Arts and Culture | Local

NY Jewish milieu influenced British transplant

Local artist Andrew Burgess will hold his first open studio event at 5634 E. Linden Street on Sunday, Dec. 14 from 2 to 7:30 p.m.

Chicago, "The Blues" collage by Andy Burgess
Chicago, “The Blues” collage by Andy Burgess

“I grew up in North London in Golders Green, a strong Jewish area. My family celebrated all the Jewish festivals and my mum made a Shabbat dinner every Friday night,” says Burgess, who adds that his first important painting — the one that got him accepted into art school — was of Shabbat candles.

Burgess, who wed Tucsonan Gabrielle Rubin in 2009, told the AJP that becoming an artist was a major life shift after attending a high school focused on academics, then studying politics at Leeds University.

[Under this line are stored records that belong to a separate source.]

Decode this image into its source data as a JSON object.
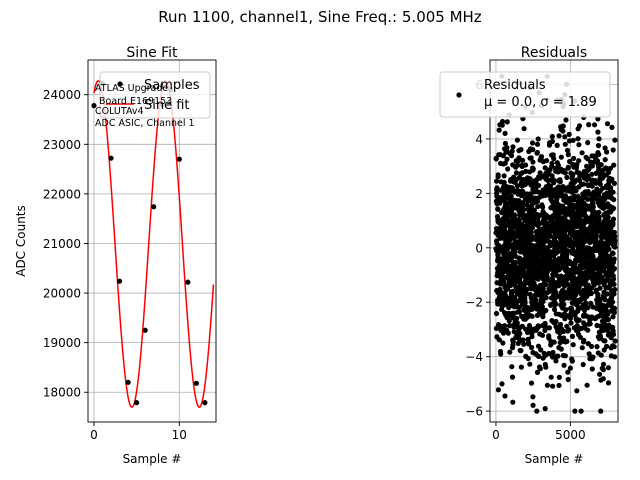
{
  "figure": {
    "suptitle": "Run 1100, channel1, Sine Freq.: 5.005 MHz"
  },
  "chart_data": [
    {
      "type": "scatter",
      "title": "Sine Fit",
      "xlabel": "Sample #",
      "ylabel": "ADC Counts",
      "xlim": [
        -0.7,
        14.3
      ],
      "ylim": [
        17400,
        24700
      ],
      "xticks": [
        0,
        10
      ],
      "yticks": [
        18000,
        19000,
        20000,
        21000,
        22000,
        23000,
        24000
      ],
      "grid": true,
      "legend_position": "top-right",
      "legend": [
        "Samples",
        "Sine fit"
      ],
      "annotation": [
        "ATLAS Upgrade",
        "Board E169153",
        "COLUTAv4",
        "ADC ASIC, Channel 1"
      ],
      "series": [
        {
          "name": "Samples",
          "kind": "scatter",
          "color": "#000000",
          "x": [
            0,
            1,
            2,
            3,
            4,
            5,
            6,
            7,
            8,
            9,
            10,
            11,
            12,
            13
          ],
          "y": [
            23780,
            24230,
            22720,
            20240,
            18200,
            17790,
            19250,
            21740,
            23800,
            24100,
            22700,
            20220,
            18180,
            17790
          ]
        },
        {
          "name": "Sine fit",
          "kind": "line",
          "color": "#ff0000",
          "model": {
            "offset": 20990,
            "amplitude": 3290,
            "period": 7.9,
            "phase": 1.18,
            "x_start": 0,
            "x_end": 14
          }
        }
      ]
    },
    {
      "type": "scatter",
      "title": "Residuals",
      "xlabel": "Sample #",
      "ylabel": "",
      "xlim": [
        -400,
        8200
      ],
      "ylim": [
        -6.4,
        6.9
      ],
      "xticks": [
        0,
        5000
      ],
      "yticks": [
        -6,
        -4,
        -2,
        0,
        2,
        4,
        6
      ],
      "grid": true,
      "legend_position": "top-right",
      "legend": [
        "Residuals",
        "μ = 0.0, σ = 1.89"
      ],
      "series": [
        {
          "name": "Residuals",
          "kind": "scatter",
          "color": "#000000",
          "summary": {
            "n_points": 8000,
            "mean": 0.0,
            "std": 1.89,
            "x_range": [
              0,
              8000
            ],
            "y_range": [
              -6.0,
              6.3
            ]
          }
        }
      ]
    }
  ]
}
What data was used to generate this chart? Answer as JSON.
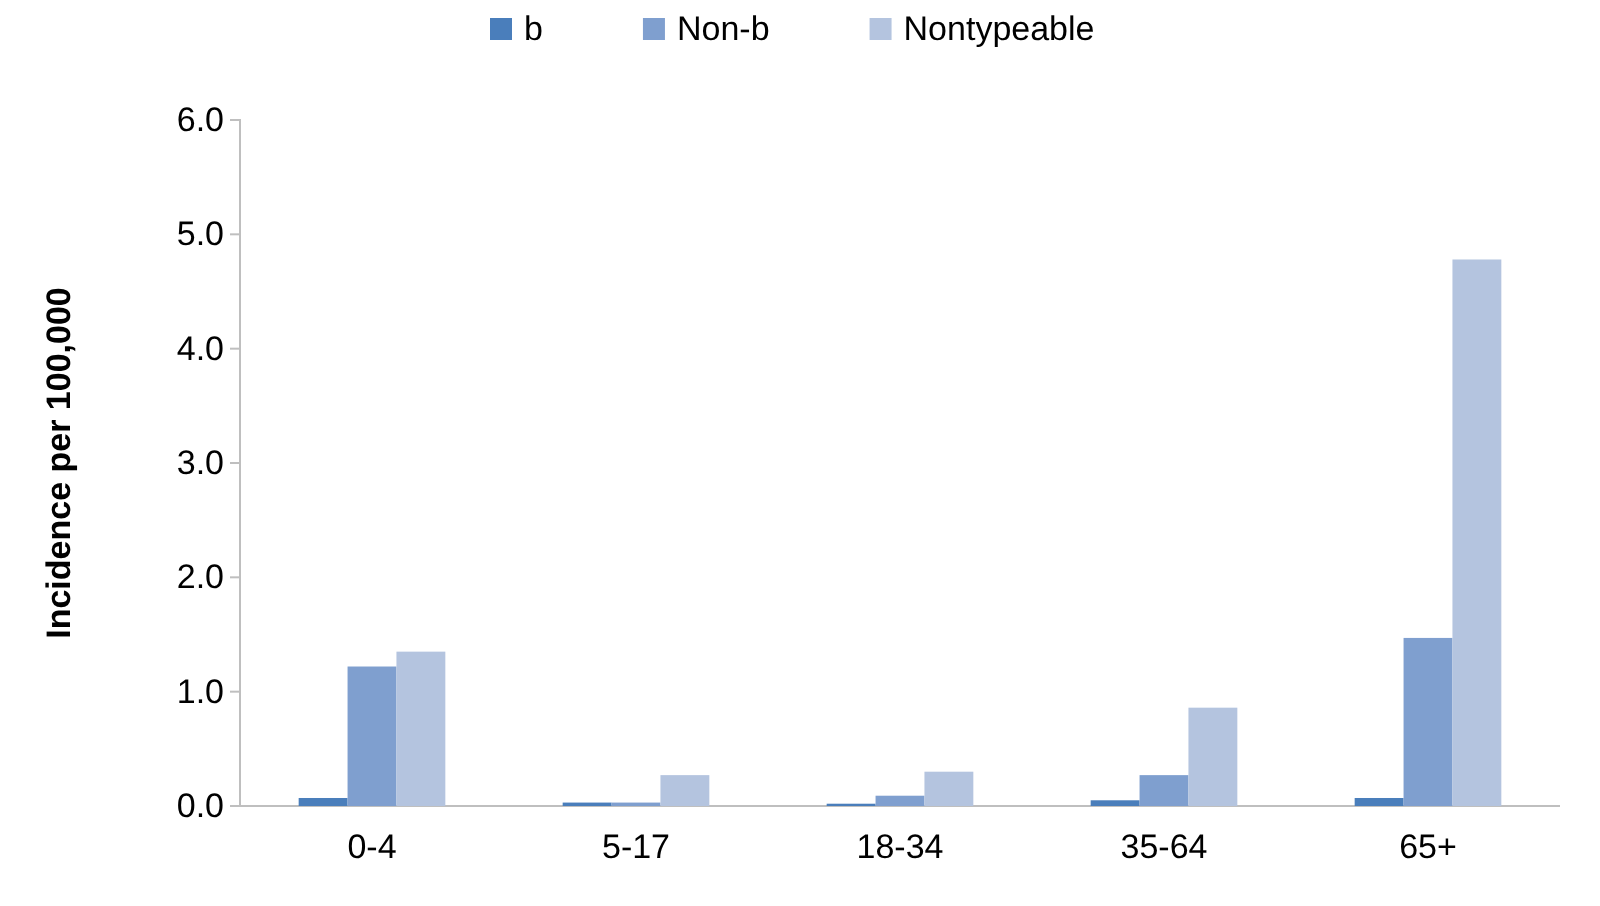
{
  "chart_data": {
    "type": "bar",
    "ylabel": "Incidence per 100,000",
    "categories": [
      "0-4",
      "5-17",
      "18-34",
      "35-64",
      "65+"
    ],
    "series": [
      {
        "name": "b",
        "color": "#4a7ebb",
        "values": [
          0.07,
          0.03,
          0.02,
          0.05,
          0.07
        ]
      },
      {
        "name": "Non-b",
        "color": "#7f9fcf",
        "values": [
          1.22,
          0.03,
          0.09,
          0.27,
          1.47
        ]
      },
      {
        "name": "Nontypeable",
        "color": "#b4c4df",
        "values": [
          1.35,
          0.27,
          0.3,
          0.86,
          4.78
        ]
      }
    ],
    "ylim": [
      0,
      6
    ],
    "yticks": [
      {
        "value": 0,
        "label": "0.0"
      },
      {
        "value": 1,
        "label": "1.0"
      },
      {
        "value": 2,
        "label": "2.0"
      },
      {
        "value": 3,
        "label": "3.0"
      },
      {
        "value": 4,
        "label": "4.0"
      },
      {
        "value": 5,
        "label": "5.0"
      },
      {
        "value": 6,
        "label": "6.0"
      }
    ],
    "legend": "top",
    "grid": false
  }
}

His program at Leeds included an internship in Washington, D.C., where he remembers a Jewish female student asking incredulously, “You have Jews in England?” His reply: “Yes, about a thousand years before you had them here!”

In Leeds, which like London and Manchester has a large Jewish population, he started taking life-drawing classes at the Jacob Kramer School, named for a Jewish artist who emigrated from Russia at the end of the 19th century.

An art school classmate from the United States told Burgess about Camp Kinderland, a secular, Yiddishist, progressive Jewish summer camp in the Berkshires. Burgess ended up working there for four summers, then returning to the States yearly.

“My Jewish identity found a home in New York and an affinity with the American 20th century Jewish experience,” he says, naming such iconic figures as the Marx brothers, Woody Allen, Saul Bellow and Isaac Bashevis Singer.

Back in London, he worked in a Jewish bookshop and taught art classes, discovering “just how important Jewish artists such as El Lissitzky, Marc Chagall and Max Weber had been to the avant-garde both in Russia and America.”

Since leaving the bookshop more than 16 years ago, Burgess has been a full-time artist. His work, represented by the Cynthia Corbett Gallery in London and the Etherton Gallery in Tucson, includes painting, collage and photography. Some of his collage work is currently being shown at the Cheryl Hazan Gallery in New York, “alongside that of Basquiat, Keith Haring and Banksy,” he says.